If you wish to apply for coverage of travel and accommodation expenses in connection with treatment and there is no medically justifiable health service where you are staying, you need confirmation of this from a doctor at the place you are staying. The confirmation must contain information about the medical necessity of travelling to another town or another country and where the nearest medically justifiable health service is.
Your expenses will only be reimbursed if the trip is longer than ten kilometres each way and the cost is higher than the local minimum rate of public transportation. User fee per trip (each way) is NOK 159 (in 2021).
For necessary expenses on board and lodging (in Norwegian) during treatment away from your place of ordinary residence abroad, you will be reimbursed according to the same rules as in Norway. The rates are shown here (in Norwegian). To be entitled to coverage for board and lodging, you must be granted subsidisation for the health care and travel expenses.
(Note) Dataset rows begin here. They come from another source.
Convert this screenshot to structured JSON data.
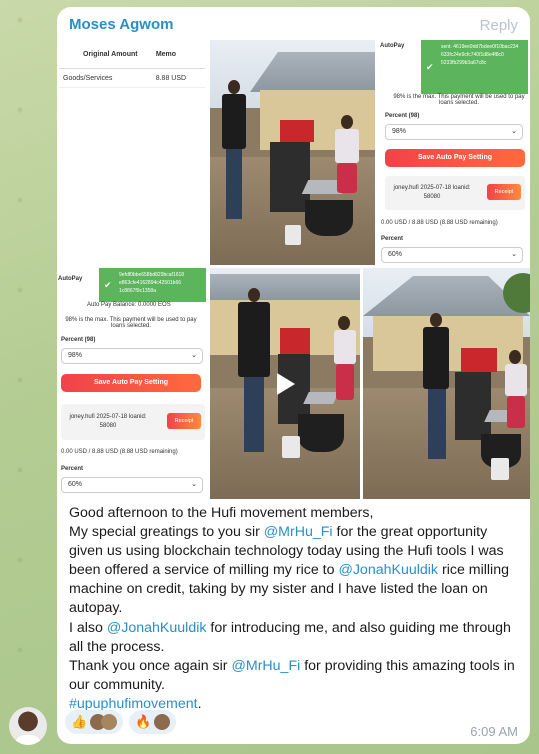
{
  "message": {
    "sender": "Moses Agwom",
    "reply_label": "Reply",
    "time": "6:09 AM",
    "text": {
      "l1": "Good afternoon to the Hufi movement members,",
      "l2a": "My special greatings to you sir ",
      "mention1": "@MrHu_Fi",
      "l2b": " for the great opportunity given us using blockchain technology today using the Hufi tools I was been offered a service of milling my rice to ",
      "mention2": "@JonahKuuldik",
      "l2c": " rice milling machine on credit, taking by my sister and I have listed the loan on autopay.",
      "l3a": "I also ",
      "mention3": "@JonahKuuldik",
      "l3b": " for introducing me, and also guiding me through all the process.",
      "l4a": "Thank you once again sir ",
      "mention4": "@MrHu_Fi",
      "l4b": " for providing this amazing tools in our community.",
      "hashtag": "#upuphufimovement",
      "l5": "."
    },
    "reactions": [
      {
        "emoji": "👍",
        "name": "thumbs-up"
      },
      {
        "emoji": "🔥",
        "name": "fire"
      }
    ]
  },
  "shot1": {
    "col_amount": "Original Amount",
    "col_memo": "Memo",
    "row_label": "Goods/Services",
    "row_value": "8.88 USD"
  },
  "shot2": {
    "autopay": "AutoPay",
    "toast": "sent. 4619ee9dd7bdee0f10bac234 633fc24e9cfc740f1d8e4f8c0 5233fb299b3a67c8c",
    "max_note": "98% is the max. This payment will be used to pay loans selected.",
    "percent_label": "Percent (98)",
    "percent_value": "98%",
    "save_button": "Save Auto Pay Setting",
    "loan": "joney.hufi 2025-07-18 loanid: 58080",
    "receipt": "Receipt",
    "remaining": "0.00 USD / 8.88 USD (8.88 USD remaining)",
    "percent2_label": "Percent",
    "percent2_value": "60%"
  },
  "shot3": {
    "autopay": "AutoPay",
    "toast": "9efdf0bbe658bd829bcaf1618 e863cfe4162894c42501b66 1c8867f9c1358a",
    "balance": "Auto Pay Balance: 0.0000 EOS",
    "max_note": "98% is the max. This payment will be used to pay loans selected.",
    "percent_label": "Percent (98)",
    "percent_value": "98%",
    "save_button": "Save Auto Pay Setting",
    "loan": "joney.hufi 2025-07-18 loanid: 58080",
    "receipt": "Receipt",
    "remaining": "0.00 USD / 8.88 USD (8.88 USD remaining)",
    "percent2_label": "Percent",
    "percent2_value": "60%"
  },
  "colors": {
    "accent": "#2a8fc7",
    "button_red": "#f2424a",
    "toast_green": "#5cb55c"
  }
}
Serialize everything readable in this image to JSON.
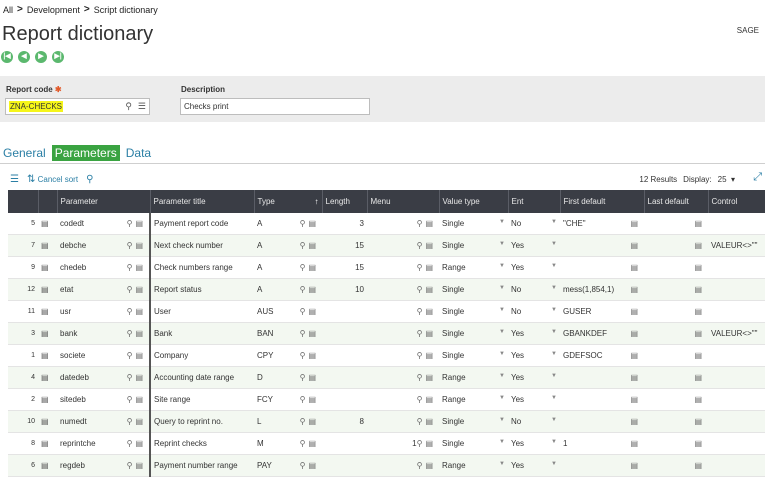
{
  "breadcrumb": [
    "All",
    "Development",
    "Script dictionary"
  ],
  "page_title": "Report dictionary",
  "user_label": "SAGE",
  "form": {
    "report_code_label": "Report code",
    "report_code_value": "ZNA-CHECKS",
    "description_label": "Description",
    "description_value": "Checks print"
  },
  "tabs": [
    "General",
    "Parameters",
    "Data"
  ],
  "toolbar": {
    "cancel_sort": "Cancel sort"
  },
  "results": {
    "count": "12 Results",
    "display_label": "Display:",
    "display_value": "25"
  },
  "columns": [
    "Parameter",
    "Parameter title",
    "Type",
    "Length",
    "Menu",
    "Value type",
    "Ent",
    "First default",
    "Last default",
    "Control"
  ],
  "rows": [
    {
      "n": "5",
      "param": "codedt",
      "title": "Payment report code",
      "type": "A",
      "length": "3",
      "menu": "",
      "vtype": "Single",
      "ent": "No",
      "first": "\"CHE\"",
      "last": "",
      "control": ""
    },
    {
      "n": "7",
      "param": "debche",
      "title": "Next check number",
      "type": "A",
      "length": "15",
      "menu": "",
      "vtype": "Single",
      "ent": "Yes",
      "first": "",
      "last": "",
      "control": "VALEUR<>\"\""
    },
    {
      "n": "9",
      "param": "chedeb",
      "title": "Check numbers range",
      "type": "A",
      "length": "15",
      "menu": "",
      "vtype": "Range",
      "ent": "Yes",
      "first": "",
      "last": "",
      "control": ""
    },
    {
      "n": "12",
      "param": "etat",
      "title": "Report status",
      "type": "A",
      "length": "10",
      "menu": "",
      "vtype": "Single",
      "ent": "No",
      "first": "mess(1,854,1)",
      "last": "",
      "control": ""
    },
    {
      "n": "11",
      "param": "usr",
      "title": "User",
      "type": "AUS",
      "length": "",
      "menu": "",
      "vtype": "Single",
      "ent": "No",
      "first": "GUSER",
      "last": "",
      "control": ""
    },
    {
      "n": "3",
      "param": "bank",
      "title": "Bank",
      "type": "BAN",
      "length": "",
      "menu": "",
      "vtype": "Single",
      "ent": "Yes",
      "first": "GBANKDEF",
      "last": "",
      "control": "VALEUR<>\"\""
    },
    {
      "n": "1",
      "param": "societe",
      "title": "Company",
      "type": "CPY",
      "length": "",
      "menu": "",
      "vtype": "Single",
      "ent": "Yes",
      "first": "GDEFSOC",
      "last": "",
      "control": ""
    },
    {
      "n": "4",
      "param": "datedeb",
      "title": "Accounting date range",
      "type": "D",
      "length": "",
      "menu": "",
      "vtype": "Range",
      "ent": "Yes",
      "first": "",
      "last": "",
      "control": ""
    },
    {
      "n": "2",
      "param": "sitedeb",
      "title": "Site range",
      "type": "FCY",
      "length": "",
      "menu": "",
      "vtype": "Range",
      "ent": "Yes",
      "first": "",
      "last": "",
      "control": ""
    },
    {
      "n": "10",
      "param": "numedt",
      "title": "Query to reprint no.",
      "type": "L",
      "length": "8",
      "menu": "",
      "vtype": "Single",
      "ent": "No",
      "first": "",
      "last": "",
      "control": ""
    },
    {
      "n": "8",
      "param": "reprintche",
      "title": "Reprint checks",
      "type": "M",
      "length": "",
      "menu": "1",
      "vtype": "Single",
      "ent": "Yes",
      "first": "1",
      "last": "",
      "control": ""
    },
    {
      "n": "6",
      "param": "regdeb",
      "title": "Payment number range",
      "type": "PAY",
      "length": "",
      "menu": "",
      "vtype": "Range",
      "ent": "Yes",
      "first": "",
      "last": "",
      "control": ""
    }
  ]
}
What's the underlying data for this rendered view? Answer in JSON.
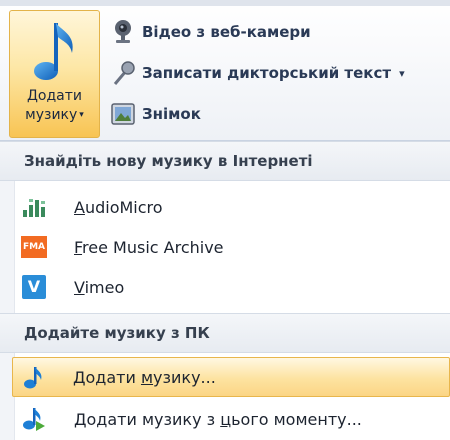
{
  "ribbon": {
    "add_music": {
      "label_line1": "Додати",
      "label_line2": "музику",
      "caret": "▾",
      "icon": "music-note-icon"
    },
    "webcam": {
      "label": "Відео з веб-камери",
      "icon": "webcam-icon"
    },
    "narration": {
      "label": "Записати дикторський текст",
      "caret": "▾",
      "icon": "microphone-icon"
    },
    "snapshot": {
      "label": "Знімок",
      "icon": "camera-icon"
    }
  },
  "menu": {
    "online_header": "Знайдіть нову музику в Інтернеті",
    "online_items": [
      {
        "label_first": "A",
        "label_rest": "udioMicro",
        "icon": "audiomicro-icon"
      },
      {
        "label_first": "F",
        "label_rest": "ree Music Archive",
        "icon": "fma-icon",
        "badge": "FMA"
      },
      {
        "label_first": "V",
        "label_rest": "imeo",
        "icon": "vimeo-icon",
        "badge": "V"
      }
    ],
    "pc_header": "Додайте музику з ПК",
    "pc_items": [
      {
        "label_before": "Додати ",
        "label_underlined": "м",
        "label_after": "узику...",
        "icon": "music-note-icon",
        "highlighted": true
      },
      {
        "label_before": "Додати музику з ",
        "label_underlined": "ц",
        "label_after": "ього моменту...",
        "icon": "music-note-play-icon",
        "highlighted": false
      }
    ]
  },
  "colors": {
    "accent_orange": "#f8c453",
    "note_blue": "#1d7fd6",
    "fma_orange": "#f26b22",
    "vimeo_blue": "#2a8dd8"
  }
}
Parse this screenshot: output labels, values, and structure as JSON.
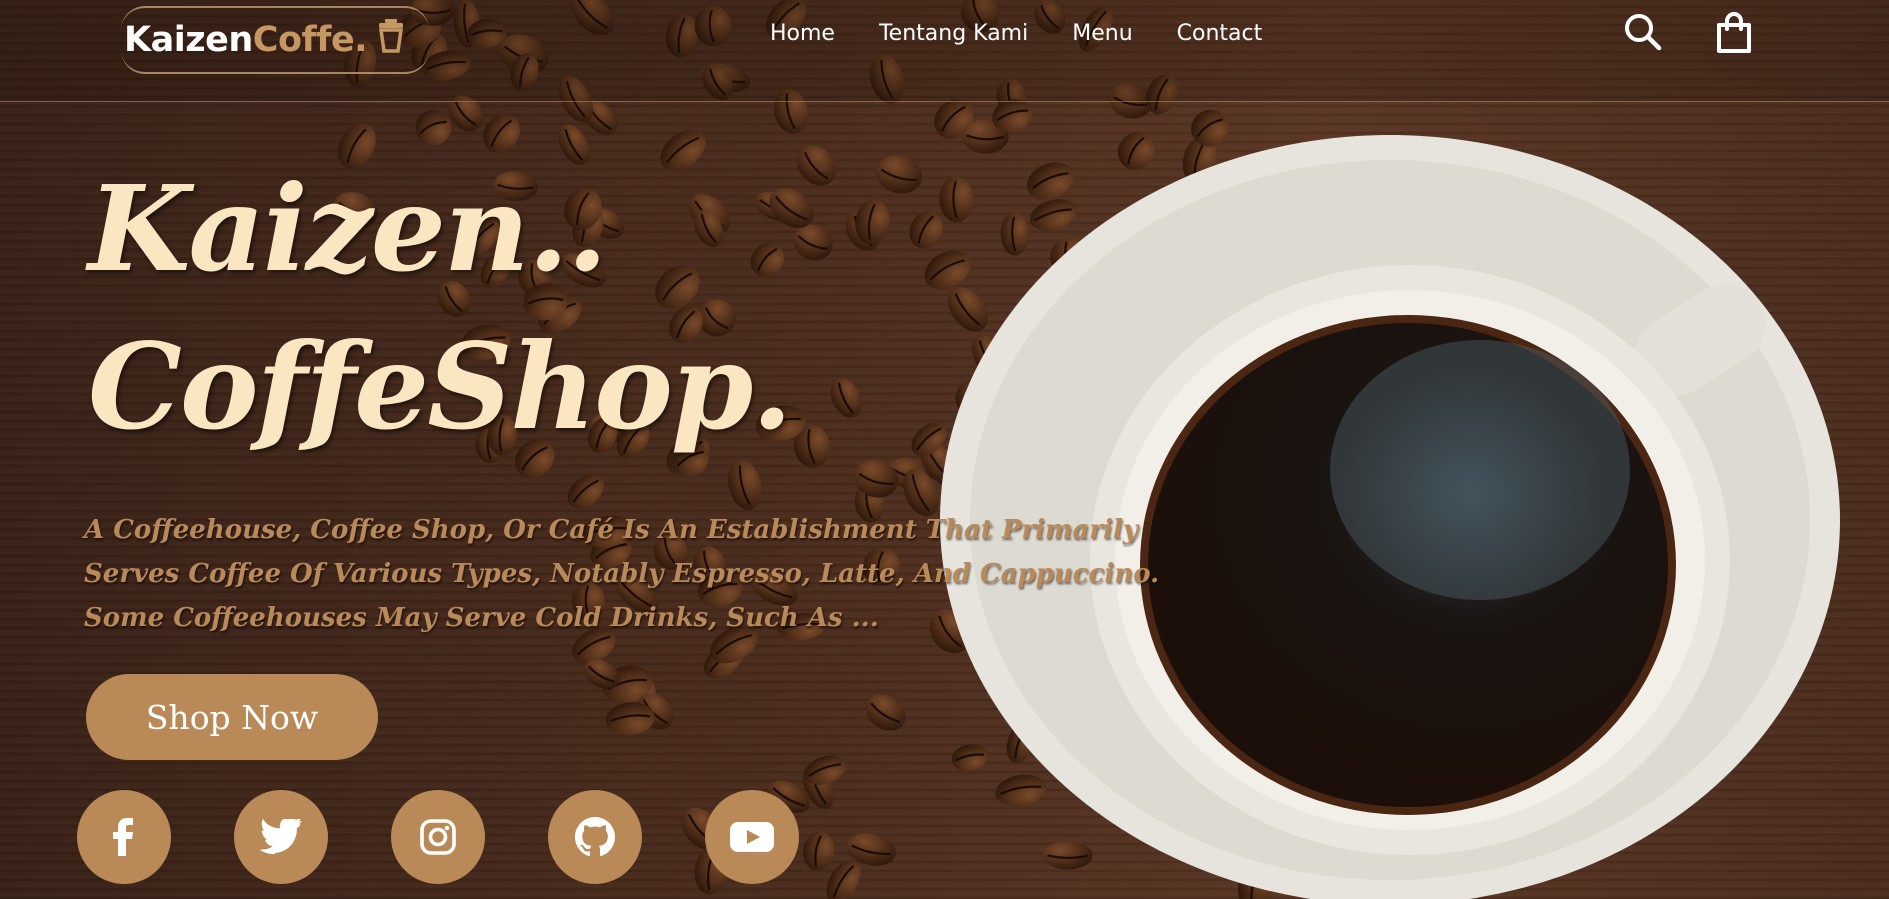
{
  "brand": {
    "name_part1": "Kaizen",
    "name_part2": "Coffe."
  },
  "nav": {
    "links": [
      {
        "label": "Home"
      },
      {
        "label": "Tentang Kami"
      },
      {
        "label": "Menu"
      },
      {
        "label": "Contact"
      }
    ],
    "icons": [
      "search-icon",
      "shopping-bag-icon"
    ]
  },
  "hero": {
    "title_line1": "Kaizen..",
    "title_line2": "CoffeShop.",
    "description": "A Coffeehouse, Coffee Shop, Or Café Is An Establishment That Primarily Serves Coffee Of Various Types, Notably Espresso, Latte, And Cappuccino. Some Coffeehouses May Serve Cold Drinks, Such As ...",
    "cta_label": "Shop Now"
  },
  "socials": [
    "facebook-icon",
    "twitter-icon",
    "instagram-icon",
    "github-icon",
    "youtube-icon"
  ],
  "colors": {
    "accent": "#b98a57",
    "title": "#fbe6c2",
    "description": "#b98959",
    "nav_text": "#ffffff",
    "background": "#3b2417"
  }
}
What types of healthcare expenses are not eligible for extended subsidisation?
You cannot be reimbursed for health services which in Norway are covered by acts other than the Norwegian National Insurance Act while you are staying abroad.
This means that no subsidisation is granted for vaccination, ordinary dentistry for children, home help service, nursing home residence, rehabilitation services, health checks and other services under the Norwegian Health and Care Services Act, Dental Health Services Act and Specialist Health Services Act.
However, as a member of the Norwegian National Insurance Scheme with entitlement to subsidisation, you may travel to Norway to receive healthcare on the same terms as you would if you were ordinarily resident in Norway. Note, however, that your expenses on return travel to Norway will not be covered.